Yes, I understood later on that you're not supporting union yet. Would have been nice, though, there are quite some caveats when trying to transform distinct / union into one another... :)

Btw, another parser error happened when I indented the code, e.g. pasting the indented code from Hackernews here into your tool. The parser then complains about \r or something like that.

LaPrometheus · on July 25, 2017

Please try again now :)

lukaseder · on July 20, 2017

Me again - I really like the idea. I wish I had something like that at a previous job, where queries ran against some 10-level nested views, involving tons of unnecessary joins, projections, unions, sorts, distincts, and what not.
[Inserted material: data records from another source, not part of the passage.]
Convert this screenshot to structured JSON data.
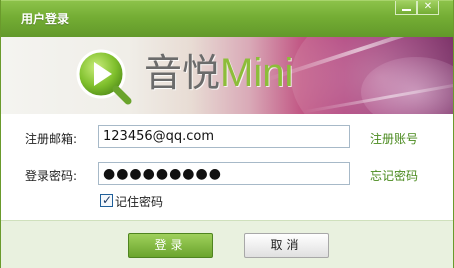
{
  "window": {
    "title": "用户登录",
    "minimize_label": "",
    "close_label": "✕"
  },
  "banner": {
    "brand_cn": "音悦",
    "brand_en": "Mini"
  },
  "form": {
    "email_label": "注册邮箱:",
    "email_value": "123456@qq.com",
    "register_link": "注册账号",
    "password_label": "登录密码:",
    "password_value": "●●●●●●●●●",
    "forgot_link": "忘记密码",
    "remember_label": "记住密码",
    "remember_checked": true
  },
  "buttons": {
    "login": "登录",
    "cancel": "取消"
  },
  "colors": {
    "titlebar": "#74ad34",
    "accent_green": "#8dbd3a",
    "link_green": "#4a8a1e",
    "footer_bg": "#e9f1df"
  }
}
I'm pretty sure that Oracle figured it out all correctly, so the excessive SQL wasn't causing performance issues, but from a maintainability perspective, it would have been nice to have a tool that was able to reduce arbitrary SQL to a more minimal, semantically equivalent alternative.
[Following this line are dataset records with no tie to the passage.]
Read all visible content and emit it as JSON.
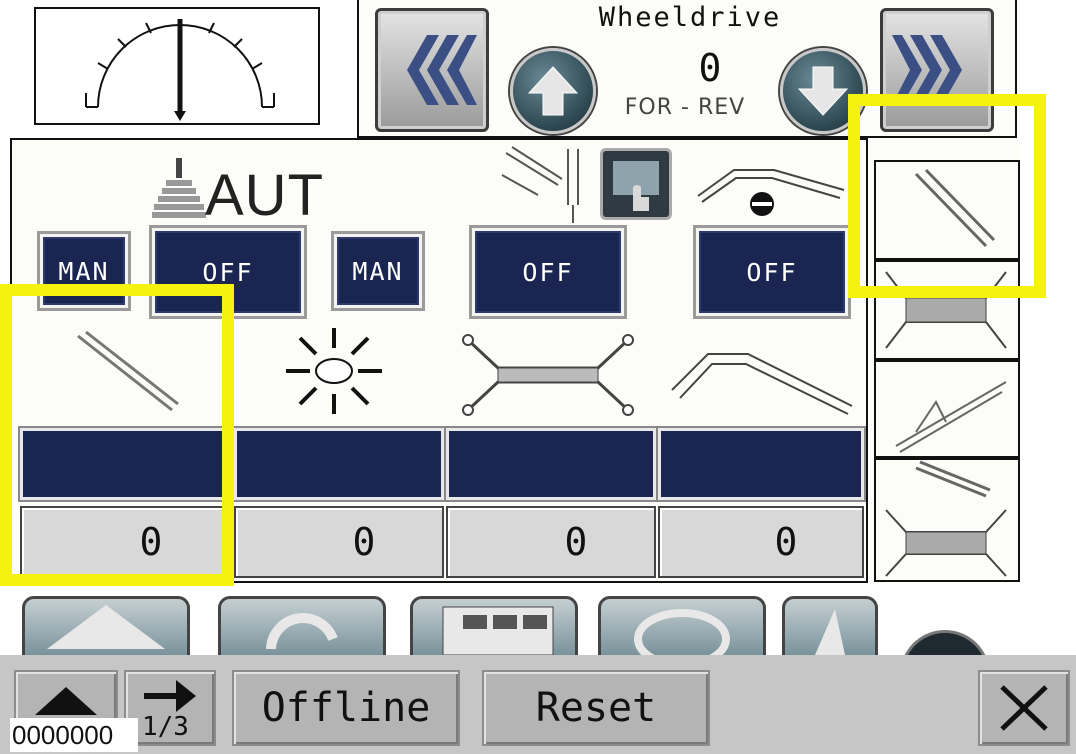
{
  "header": {
    "title": "Wheeldrive",
    "value": "0",
    "for_rev": "FOR - REV"
  },
  "controls": {
    "aut_label": "AUT",
    "buttons": [
      {
        "label": "MAN"
      },
      {
        "label": "OFF"
      },
      {
        "label": "MAN"
      },
      {
        "label": "OFF"
      },
      {
        "label": "OFF"
      }
    ]
  },
  "values": [
    "0",
    "0",
    "0",
    "0"
  ],
  "footer": {
    "offline_label": "Offline",
    "reset_label": "Reset",
    "counter": "0000000",
    "page_indicator": "1/3"
  },
  "icons": {
    "gauge": "gauge-icon",
    "prev": "double-chevron-left-icon",
    "next": "double-chevron-right-icon",
    "up": "arrow-up-icon",
    "down": "arrow-down-icon",
    "close": "close-icon",
    "eject": "eject-icon",
    "arrow_right": "arrow-right-icon"
  },
  "colors": {
    "button_dark": "#1b2552",
    "highlight": "#f6f20f",
    "footer_bg": "#c6c6c6"
  }
}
Have you thought about this?

LaPrometheus · on July 20, 2017

Exactly, SQL minimization is a real problem. While there is no canonical form of all SQL in general, it is still possible to reduce Query.
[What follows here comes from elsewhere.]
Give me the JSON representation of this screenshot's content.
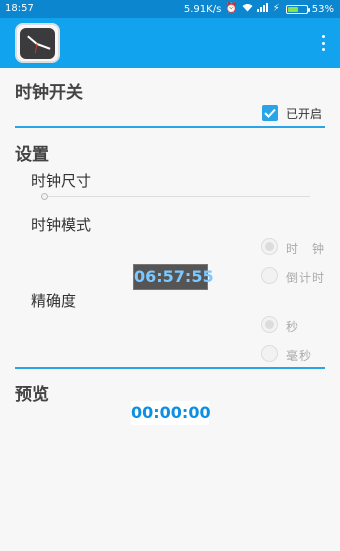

There is some existing work. You might want to look at this one: https://pdfs.semanticscholar.org/c243/25d76c3ba91388e16085c1...

One problem is that bag semantic chase is very complicated to implement. We are actually working on a new chase algorithm on our SQL formalization right now.

lukaseder · on July 21, 2017

I'm sure bags cause some trouble, but I had something much "simpler" in mind. For instance, JOIN elimination is a powerful tool implemented by most modern RDBMS' optimisers.

Take this query:

    SELECT c.*
    FROM customer c
    JOIN address a
    ON c.address_id = a.address_id

With a foreign key on customer(address_id), the above JOIN can easily be proven useless, and thus eliminated. Furthermore, take this query:

    SELECT c.*
    FROM customer c
    LEFT JOIN address a
    ON c.address_id = a.address_id

In this case, we don't even need the foreign key as long as there is a unique constraint on address(address_id).

lukaseder · on July 20, 2017

Another question: How do you plan on handling non-deterministic expressions, such as CURRENT_TIMESTAMP or ROWNUM, et al.?

LaPrometheus · on July 20, 2017

CURRENT_TIMESTAMP is truly random. One thing we can do is to over approximate. For example, let CURRENT_TIMESTAMP be a symbolic variable, which essentially can be any value. If we still can prove the equivalence, then the equivalence is sound. But there might be some false negative.

ROWNUM is interesting. You can actually declare ROWNUM as an extra attribute of the table and then assert it is a key (We will add support of key constraints very soon). Then many cases will be covered.

lukaseder · on July 21, 2017

ROWNUM is actually more tricky than an extra attribute of the table, as it is influenced by ORDER BY. I guess I wouldn't prioritise support for ROWNUM, though. There are more interesting, and more standard things. E.g. comparing a correlated subquery to a window function.